Hsu also pointed to issues that the STB initiatives may not resolve, including rent structure that makes independent retail uneconomic on prime frontages, the strata ownership in older buildings that prevents coherent repositioning and the Reit mandate that systematically filters out tenant risk.
“The initiatives are a necessary improvement to the precinct’s surface. The structural work is a separate conversation, and it is one that will determine whether Orchard is interesting in 10 years.”
Parks and recreation
Yet others argue that Orchard Road’s challenges run deeper than tenant mix and retail concepts, extending to the design of the precinct itself.
Real estate consultancy Cistri’s regional director Jack Backen said: “The criticism of Orchard Road is often that it is a series of malls that don’t talk to each other. It’s very much ‘in one mall, out one mall’. Orchard Road’s scale and history is what drives its performance, less so the design or place. This is gradually changing, but (it) takes time.”
Orchard Road’s sub-precincts – Tanglin, Orchard, Somerset and Dhoby Ghaut – should have more distinct identities so that visitors know why they are going there, observed Hsu.

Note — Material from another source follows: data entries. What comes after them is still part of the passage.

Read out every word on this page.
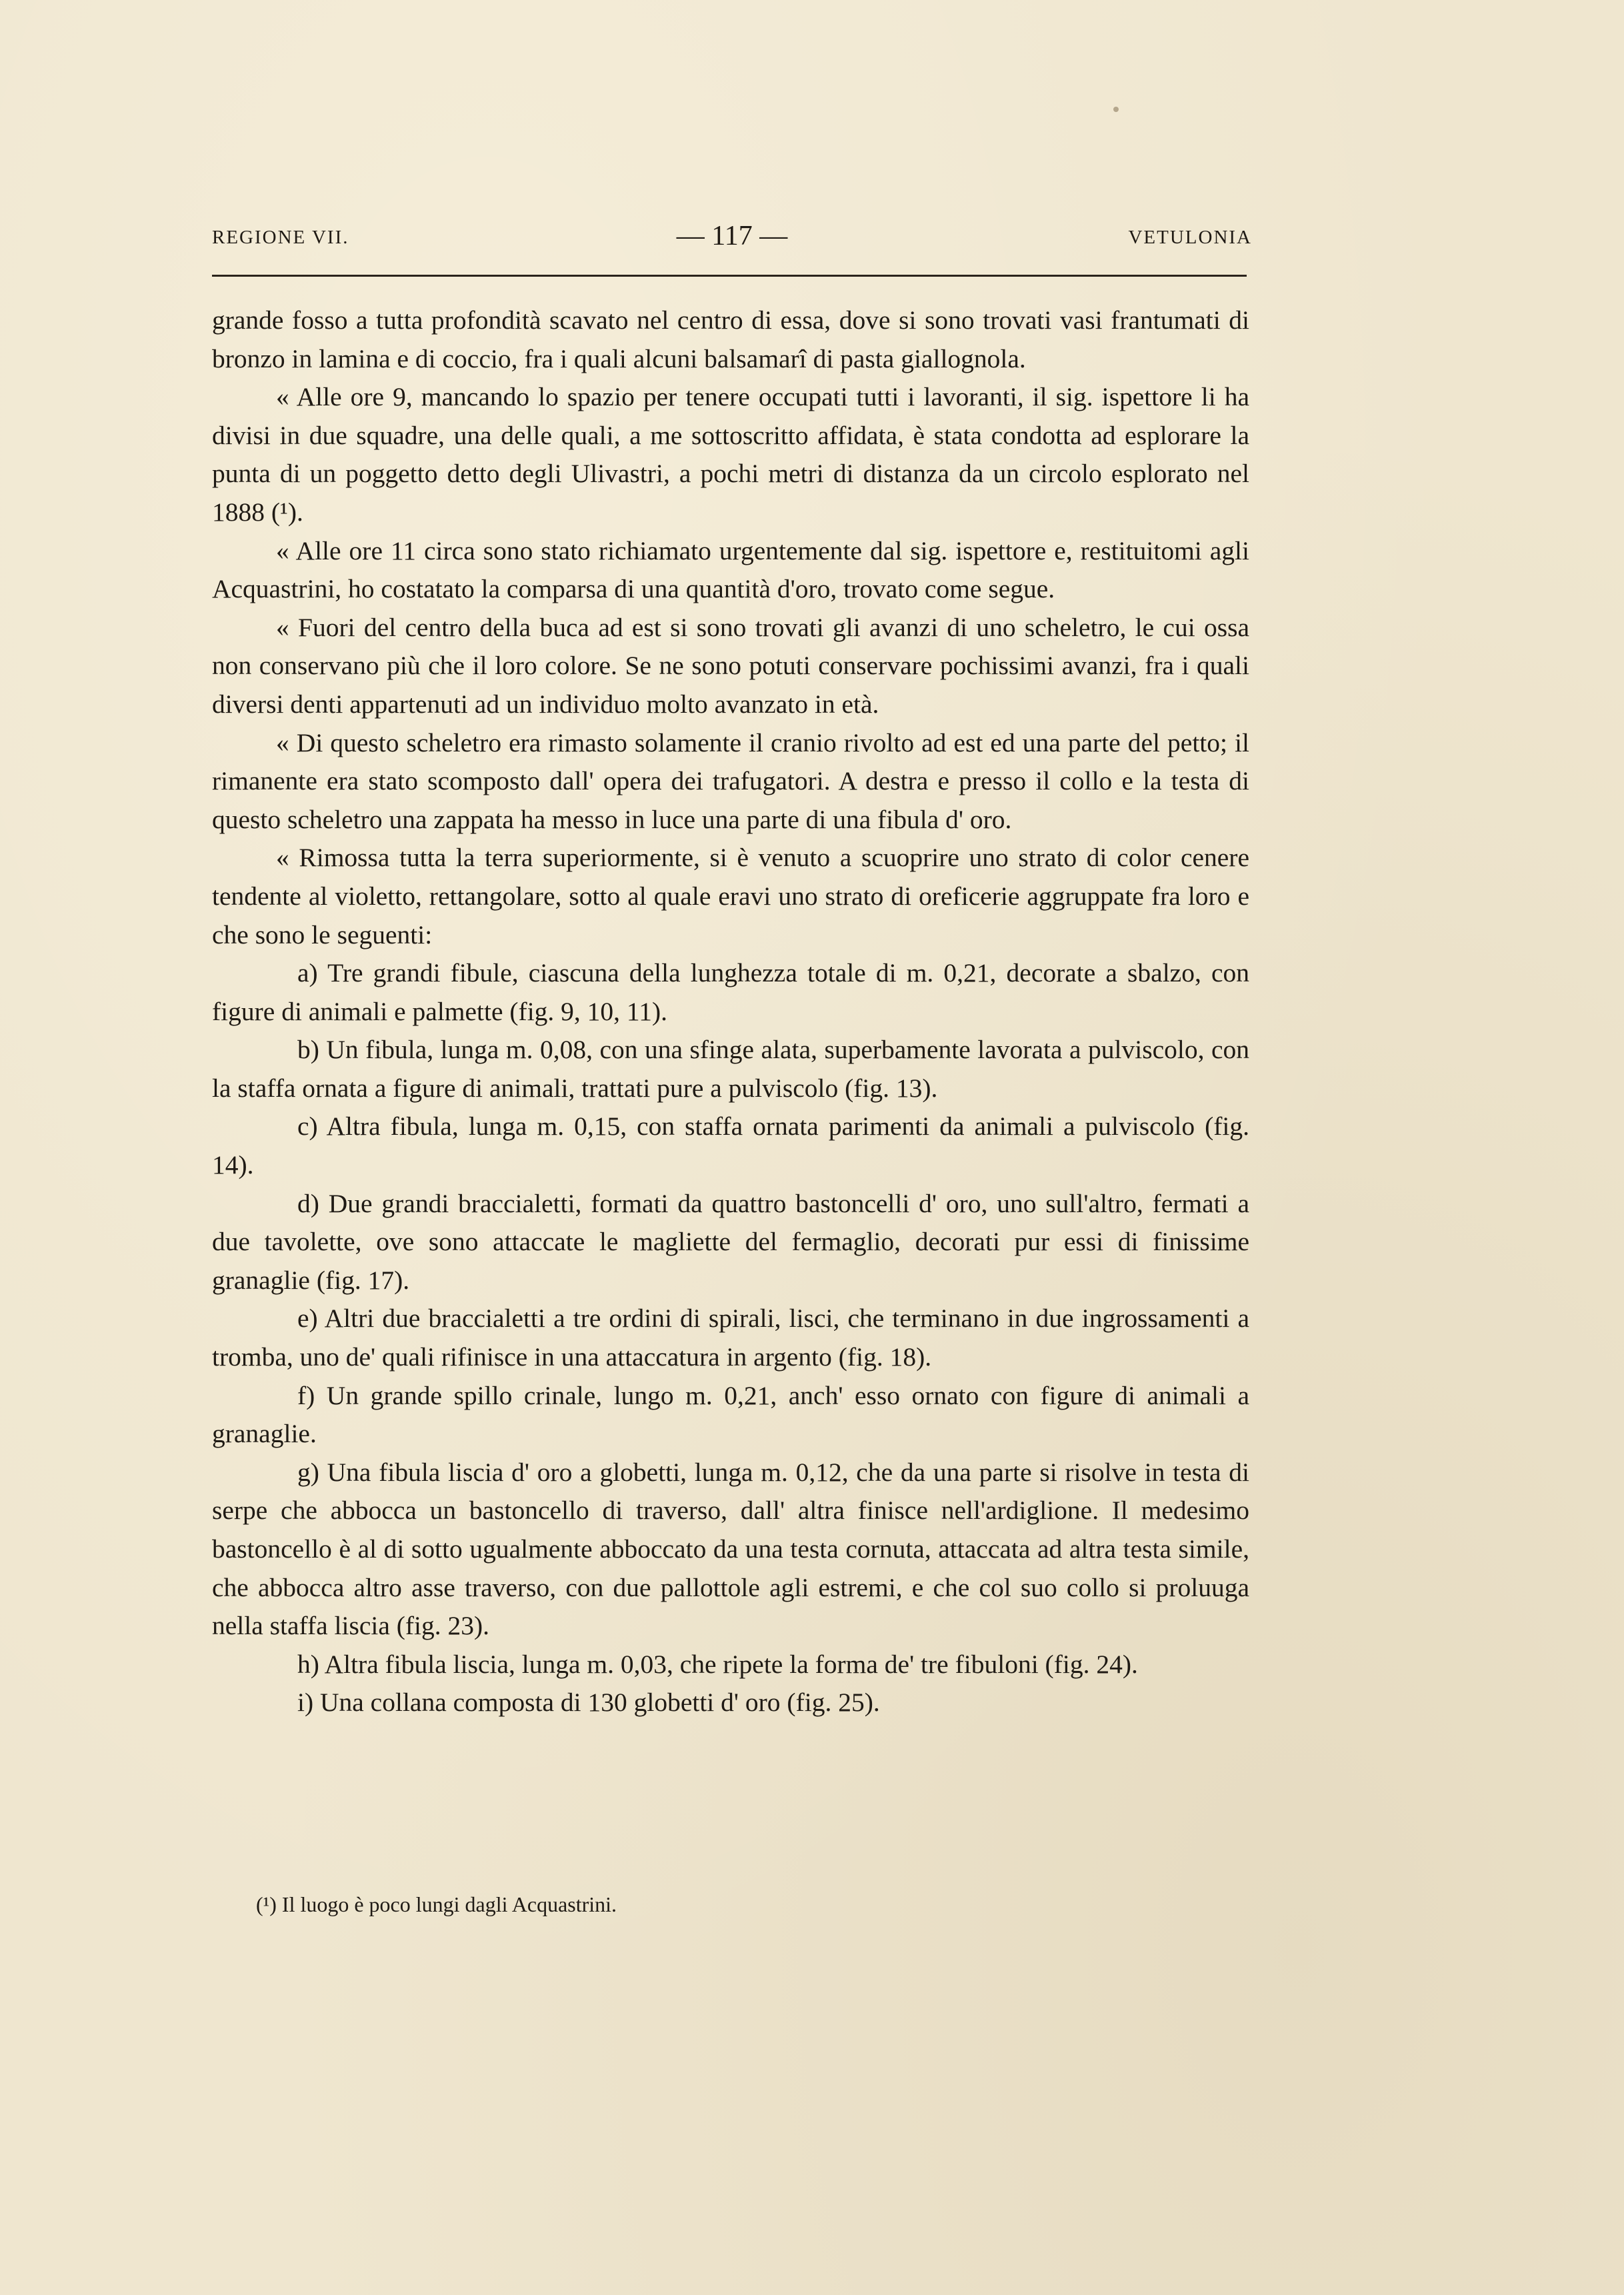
REGIONE VII.	— 117 —	VETULONIA

grande fosso a tutta profondità scavato nel centro di essa, dove si sono trovati vasi frantumati di bronzo in lamina e di coccio, fra i quali alcuni balsamarî di pasta giallognola.

« Alle ore 9, mancando lo spazio per tenere occupati tutti i lavoranti, il sig. ispettore li ha divisi in due squadre, una delle quali, a me sottoscritto affidata, è stata condotta ad esplorare la punta di un poggetto detto degli Ulivastri, a pochi metri di distanza da un circolo esplorato nel 1888 (¹).

« Alle ore 11 circa sono stato richiamato urgentemente dal sig. ispettore e, restituitomi agli Acquastrini, ho costatato la comparsa di una quantità d'oro, trovato come segue.

« Fuori del centro della buca ad est si sono trovati gli avanzi di uno scheletro, le cui ossa non conservano più che il loro colore. Se ne sono potuti conservare pochissimi avanzi, fra i quali diversi denti appartenuti ad un individuo molto avanzato in età.

« Di questo scheletro era rimasto solamente il cranio rivolto ad est ed una parte del petto; il rimanente era stato scomposto dall' opera dei trafugatori. A destra e presso il collo e la testa di questo scheletro una zappata ha messo in luce una parte di una fibula d' oro.

« Rimossa tutta la terra superiormente, si è venuto a scuoprire uno strato di color cenere tendente al violetto, rettangolare, sotto al quale eravi uno strato di oreficerie aggruppate fra loro e che sono le seguenti:

a) Tre grandi fibule, ciascuna della lunghezza totale di m. 0,21, decorate a sbalzo, con figure di animali e palmette (fig. 9, 10, 11).

b) Un fibula, lunga m. 0,08, con una sfinge alata, superbamente lavorata a pulviscolo, con la staffa ornata a figure di animali, trattati pure a pulviscolo (fig. 13).

c) Altra fibula, lunga m. 0,15, con staffa ornata parimenti da animali a pulviscolo (fig. 14).

d) Due grandi braccialetti, formati da quattro bastoncelli d' oro, uno sull'altro, fermati a due tavolette, ove sono attaccate le magliette del fermaglio, decorati pur essi di finissime granaglie (fig. 17).

e) Altri due braccialetti a tre ordini di spirali, lisci, che terminano in due ingrossamenti a tromba, uno de' quali rifinisce in una attaccatura in argento (fig. 18).

f) Un grande spillo crinale, lungo m. 0,21, anch' esso ornato con figure di animali a granaglie.

g) Una fibula liscia d' oro a globetti, lunga m. 0,12, che da una parte si risolve in testa di serpe che abbocca un bastoncello di traverso, dall' altra finisce nell'ardiglione. Il medesimo bastoncello è al di sotto ugualmente abboccato da una testa cornuta, attaccata ad altra testa simile, che abbocca altro asse traverso, con due pallottole agli estremi, e che col suo collo si proluuga nella staffa liscia (fig. 23).

h) Altra fibula liscia, lunga m. 0,03, che ripete la forma de' tre fibuloni (fig. 24).

i) Una collana composta di 130 globetti d' oro (fig. 25).

(¹) Il luogo è poco lungi dagli Acquastrini.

Backen noted: “Outside of the retail core between Somerset and Orchard, development is rightly being focused on leisure, hotels and residential uses, with less of a focus on shopping malls. This is the right approach: Allow the core to succeed as a retail heart, and make the surrounding areas more complementary. You can see the URA (Urban Redevelopment Authority) implementing this; it just takes time.”
Leonard Tay, head of research at Knight Frank Singapore, said that the proposed hospitality developments at Emerald Hill and Seton Close could “soften the corridor’s traditionally mall-centric character and create contrast between the grand and the intimate”.
Joshua Tay, JLL senior vice-president of advisory and asset management, hotels and hospitality group, noted: “Orchard Road’s hotel room supply stands at about 13,300 rooms as at 2025.
“Over the past decade, growth has been driven largely by the rebranding and repositioning of existing assets, rather than a meaningful expansion in net new room supply.”
He added: “The broader market has increasingly bifurcated, with Marina Bay dominating the corporate segment, while Orchard Road pivots toward high‑end leisure, boutique luxury and experiential hospitality.”
The government is also pedestrianising a 500 metre stretch from Buyong Road to Handy Road, expanding Istana Park to three times its current size.
“The acceptance and utilisation of this pedestrianised space might provide a model for the future pedestrianisation of other stretches of Orchard Road,” said Backen.
“Singapore has long been a pioneer of world-class integrated green developments – think Jewel and Gardens by the Bay. Perhaps Orchard Road could offer the opportunity to use a similar approach to transform the experience of shopping into a uniquely Singaporean lush green setting.”